What we need, and what has again revealed itself in Paris, is leadership that understands how critical it is to unshackle Australia immediately from coal and grab hold of the energy transformation that is speeding ahead globally. 

What we need, and what has again revealed itself in Paris, is leadership that understands how critical it is to unshackle Australia immediately from coal and grab hold of the energy transformation that is speeding ahead globally.

However, that's not what we are seeing. Speaking at an OECD side event on different governments' climate policies, Mr Hunt was asked why Australia was  approving massive new coalmines at a time when the rest of the world is desperately trying to move away from fossil fuels. 

"This is not an Australian government project," he responded, referring to the Indian company Adani's proposed Carmichael mine adjacent to the Great Barrier Reef.  "It is a private sector firm from India and ... I thought we were over the neo-colonial moment where the wealthy decide what happens to the poor."

According to this rhetorical sophistry the Australian government is being guided by altruism and wanting to give India's poor a fair go.  Somehow Australia has an obligation to provide India with our coal so that poor people in India that are currently without electricity can have a better life.  But this reasoning is flawed on many levels. 

Is it possible that  Mr Hunt truly believes it would be neo-colonial of us to not supply dirty dangerous energy to our neighbours at a time of dangerous climate change – even when their own governments are trying to shift to a clean energy future?

While Mr  Hunt was making his neo-colonial flourish and defending the massive Carmichael coalmine which, if built, could help derail global efforts to keep global warming below 2 degrees, India's Prime Minister Narendra Modi and French President Francois Hollande were launching a massive international solar alliance to expand energy access and accelerate solar power deployment backed by $1 trillion in investment and more than 100 nations. 

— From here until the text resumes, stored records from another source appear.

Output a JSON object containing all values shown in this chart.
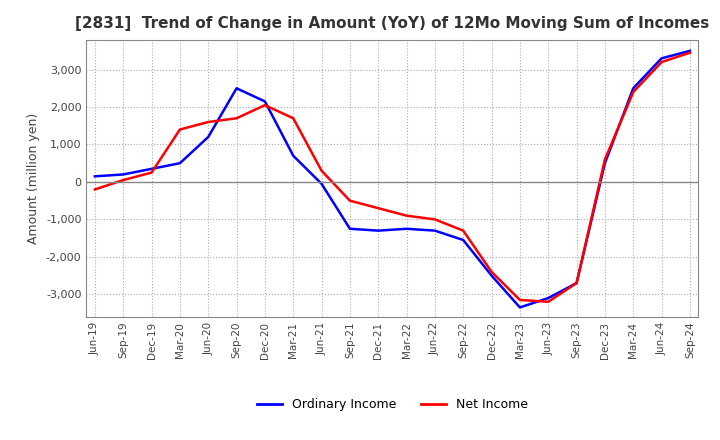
{
  "title": "[2831]  Trend of Change in Amount (YoY) of 12Mo Moving Sum of Incomes",
  "ylabel": "Amount (million yen)",
  "ylim": [
    -3600,
    3800
  ],
  "yticks": [
    -3000,
    -2000,
    -1000,
    0,
    1000,
    2000,
    3000
  ],
  "legend_labels": [
    "Ordinary Income",
    "Net Income"
  ],
  "line_colors": [
    "#0000ff",
    "#ff0000"
  ],
  "background_color": "#ffffff",
  "grid_color": "#aaaaaa",
  "title_color": "#333333",
  "x_labels": [
    "Jun-19",
    "Sep-19",
    "Dec-19",
    "Mar-20",
    "Jun-20",
    "Sep-20",
    "Dec-20",
    "Mar-21",
    "Jun-21",
    "Sep-21",
    "Dec-21",
    "Mar-22",
    "Jun-22",
    "Sep-22",
    "Dec-22",
    "Mar-23",
    "Jun-23",
    "Sep-23",
    "Dec-23",
    "Mar-24",
    "Jun-24",
    "Sep-24"
  ],
  "ordinary_income": [
    150,
    200,
    350,
    500,
    1200,
    2500,
    2150,
    700,
    -50,
    -1250,
    -1300,
    -1250,
    -1300,
    -1550,
    -2500,
    -3350,
    -3100,
    -2700,
    500,
    2500,
    3300,
    3500
  ],
  "net_income": [
    -200,
    50,
    250,
    1400,
    1600,
    1700,
    2050,
    1700,
    300,
    -500,
    -700,
    -900,
    -1000,
    -1300,
    -2400,
    -3150,
    -3200,
    -2700,
    600,
    2400,
    3200,
    3450
  ]
}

The call to move away from fossil fuels in Paris is not coming from radical fringe groups – it has most recently been supported by UN Climate Change head Christiana Figueres and New Zealand Prime Minister John Key. They agreed to support reform of fossil fuel subsidies on the first day of the Paris summit – a deal that Australia ultimately refused to sign.

The call to move away from fossil fuels in Paris is not coming from radical fringe groups

 Prime Minister Malcolm Turnbull was actively encouraged by other national leaders to sign a "fossil fuel subsidy reform communique" as part of the international effort to keep the increase in global warming under 2 degrees Celsius. The reasons this is important are clear – globally there is a recognition that we need to stop subsidising big polluters to pollute.

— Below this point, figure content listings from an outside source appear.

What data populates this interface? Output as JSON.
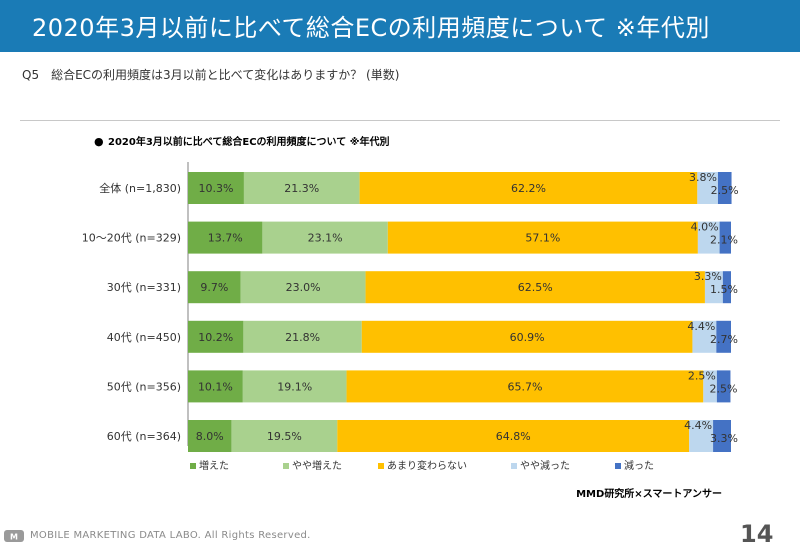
{
  "header": {
    "title": "2020年3月以前に比べて総合ECの利用頻度について ※年代別"
  },
  "question": {
    "text": "Q5　総合ECの利用頻度は3月以前と比べて変化はありますか？ (単数)"
  },
  "footer": {
    "text": "MOBILE MARKETING DATA LABO.  All Rights Reserved.",
    "page": "14"
  },
  "chart_data": {
    "type": "bar",
    "orientation": "horizontal",
    "stacked": true,
    "bullet": "●",
    "title": "2020年3月以前に比べて総合ECの利用頻度について ※年代別",
    "categories": [
      "全体 (n=1,830)",
      "10～20代 (n=329)",
      "30代 (n=331)",
      "40代 (n=450)",
      "50代 (n=356)",
      "60代 (n=364)"
    ],
    "series": [
      {
        "name": "増えた",
        "color": "#70ad47",
        "values": [
          10.3,
          13.7,
          9.7,
          10.2,
          10.1,
          8.0
        ]
      },
      {
        "name": "やや増えた",
        "color": "#a9d18e",
        "values": [
          21.3,
          23.1,
          23.0,
          21.8,
          19.1,
          19.5
        ]
      },
      {
        "name": "あまり変わらない",
        "color": "#ffc000",
        "values": [
          62.2,
          57.1,
          62.5,
          60.9,
          65.7,
          64.8
        ]
      },
      {
        "name": "やや減った",
        "color": "#bdd7ee",
        "values": [
          3.8,
          4.0,
          3.3,
          4.4,
          2.5,
          4.4
        ]
      },
      {
        "name": "減った",
        "color": "#4472c4",
        "values": [
          2.5,
          2.1,
          1.5,
          2.7,
          2.5,
          3.3
        ]
      }
    ],
    "value_suffix": "%",
    "xlim": [
      0,
      100
    ],
    "source": "MMD研究所×スマートアンサー"
  }
}
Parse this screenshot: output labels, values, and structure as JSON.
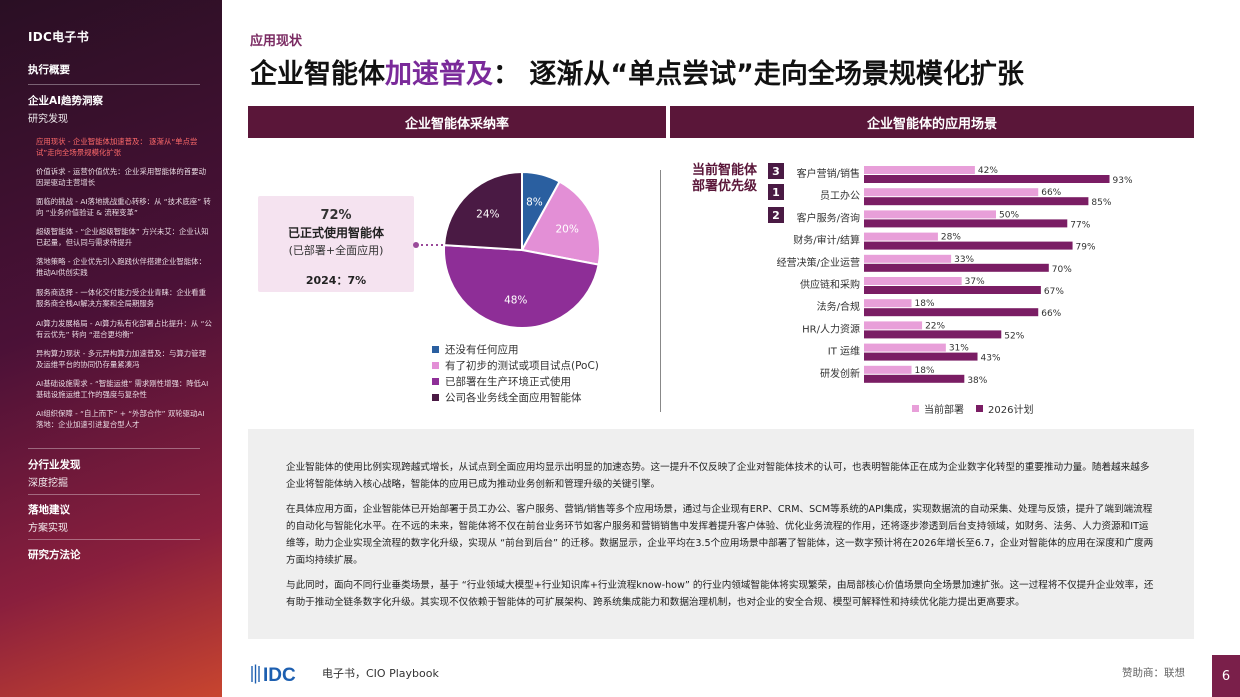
{
  "sidebar": {
    "brand": "IDC电子书",
    "exec_summary": "执行概要",
    "ai_trends": "企业AI趋势洞察",
    "research_findings": "研究发现",
    "nav_items": [
      "应用现状 - 企业智能体加速普及： 逐渐从“单点尝试”走向全场景规模化扩张",
      "价值诉求 - 运营价值优先：企业采用智能体的首要动因是驱动主营增长",
      "面临的挑战 - AI落地挑战重心转移：从 “技术底座” 转向 “业务价值验证 & 流程变革”",
      "超级智能体 - “企业超级智能体” 方兴未艾：企业认知已起量，但认同与需求待提升",
      "落地策略 - 企业优先引入跑践伙伴搭建企业智能体：推动AI供创实践",
      "服务商选择 - 一体化交付能力受企业青睐：企业看重服务商全栈AI解决方案和全局期服务",
      "AI算力发展格局 - AI算力私有化部署占比提升：从 “公有云优先” 转向 “混合更均衡”",
      "异构算力现状 - 多元异构算力加速普及：与算力管理及运维平台的协同仍存量紧凑冯",
      "AI基础设施需求 - “智能运维” 需求刚性增强：降低AI基础设施运维工作的强度与复杂性",
      "AI组织保障 - “自上而下” + “外部合作” 双轮驱动AI落地：企业加速引进复合型人才"
    ],
    "industry_findings": "分行业发现",
    "deep_dive": "深度挖掘",
    "recommendations": "落地建议",
    "plan": "方案实现",
    "methodology": "研究方法论"
  },
  "header": {
    "kicker": "应用现状",
    "title_a": "企业智能体",
    "title_hl": "加速普及",
    "title_b": "： 逐渐从“单点尝试”走向全场景规模化扩张"
  },
  "panels": {
    "left_title": "企业智能体采纳率",
    "right_title": "企业智能体的应用场景"
  },
  "adoption": {
    "pct": "72%",
    "line1": "已正式使用智能体",
    "line2": "(已部署+全面应用)",
    "year_2024": "2024：7%"
  },
  "pie_legend": [
    "还没有任何应用",
    "有了初步的测试或项目试点(PoC)",
    "已部署在生产环境正式使用",
    "公司各业务线全面应用智能体"
  ],
  "bar_section": {
    "priority_label_1": "当前智能体",
    "priority_label_2": "部署优先级",
    "ranks": [
      "3",
      "1",
      "2"
    ],
    "legend": [
      "当前部署",
      "2026计划"
    ]
  },
  "colors": {
    "pie": [
      "#2a5fa0",
      "#e38fd6",
      "#8e2e97",
      "#4a1a44"
    ],
    "bar_current": "#e89fd9",
    "bar_2026": "#7a1d64"
  },
  "chart_data": [
    {
      "type": "pie",
      "labels": [
        "还没有任何应用",
        "有了初步的测试或项目试点(PoC)",
        "已部署在生产环境正式使用",
        "公司各业务线全面应用智能体"
      ],
      "values": [
        8,
        20,
        48,
        24
      ],
      "value_labels": [
        "8%",
        "20%",
        "48%",
        "24%"
      ]
    },
    {
      "type": "bar",
      "categories": [
        "客户营销/销售",
        "员工办公",
        "客户服务/咨询",
        "财务/审计/结算",
        "经营决策/企业运营",
        "供应链和采购",
        "法务/合规",
        "HR/人力资源",
        "IT 运维",
        "研发创新"
      ],
      "series": [
        {
          "name": "当前部署",
          "values": [
            42,
            66,
            50,
            28,
            33,
            37,
            18,
            22,
            31,
            18
          ]
        },
        {
          "name": "2026计划",
          "values": [
            93,
            85,
            77,
            79,
            70,
            67,
            66,
            52,
            43,
            38
          ]
        }
      ],
      "xlim": [
        0,
        100
      ]
    }
  ],
  "body_text": [
    "企业智能体的使用比例实现跨越式增长，从试点到全面应用均显示出明显的加速态势。这一提升不仅反映了企业对智能体技术的认可，也表明智能体正在成为企业数字化转型的重要推动力量。随着越来越多企业将智能体纳入核心战略，智能体的应用已成为推动业务创新和管理升级的关键引擎。",
    "在具体应用方面，企业智能体已开始部署于员工办公、客户服务、营销/销售等多个应用场景，通过与企业现有ERP、CRM、SCM等系统的API集成，实现数据流的自动采集、处理与反馈，提升了端到端流程的自动化与智能化水平。在不远的未来，智能体将不仅在前台业务环节如客户服务和营销销售中发挥着提升客户体验、优化业务流程的作用，还将逐步渗透到后台支持领域，如财务、法务、人力资源和IT运维等，助力企业实现全流程的数字化升级，实现从 “前台到后台” 的迁移。数据显示，企业平均在3.5个应用场景中部署了智能体，这一数字预计将在2026年增长至6.7，企业对智能体的应用在深度和广度两方面均持续扩展。",
    "与此同时，面向不同行业垂类场景，基于 “行业领域大模型+行业知识库+行业流程know-how” 的行业内领域智能体将实现繁荣，由局部核心价值场景向全场景加速扩张。这一过程将不仅提升企业效率，还有助于推动全链条数字化升级。其实现不仅依赖于智能体的可扩展架构、跨系统集成能力和数据治理机制，也对企业的安全合规、模型可解释性和持续优化能力提出更高要求。"
  ],
  "footer": {
    "logo": "IDC",
    "left": "电子书，CIO Playbook",
    "right": "赞助商：联想",
    "page": "6"
  }
}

Research by the Australian Conservation Foundation earlier this year revealed the five companies that are the biggest coal industry recipients of taxpayer-subsidised diesel through the fuel tax credit scheme: Glencore Xstrata, BHP Billiton, Peabody, Rio Tinto and Anglo American. These five companies were estimated to have made about $24 billion in revenue from Australian coal operations per year and despite being some of the world's largest and most profitable resource companies, were still receiving fuel tax credits.  For example, in 2012-13 Australian taxpayers provided the coal mining industry with about $767 million in fuel tax credits.

One would think the issue would take on extra resonance in Australia given our proximity to Pacific nations who are literally fighting for their future survival against the encroaching spectre of rising sea levels. Recently the Kiribati President Anote Tong has been in Australia reiterating his call for a moratorium on approving new coalmines or expanding existing ones to be considered as part of a new global climate change agreement.

"The challenge that we are facing is threatening the very fabric of our lives and community and as a people," said Mr Tong. "I have been talking about these challenges for the last 10 years and I am continuing to ask myself why am I not being heard? Am I saying it the wrong way?"

But as Australia has once again demonstrated during the opening days of the Paris climate summit – it's not so much that our Pacific neighbours are saying it the wrong way, but simply that Australia is refusing to listen.

Indeed, the rest of the world knows that the climate and health impacts of continuing to export old, dirty technology are already too great, but in Australia senior ministers seem betrothed to dying industry that keep waving their flags and lining their pockets.

We can only hope that as the Paris climate talks continue Australia's position on approving new coalmines is thrown into sharp relief and over-ridden by a more clear-eyed and conscientious push to secure a clean energy future.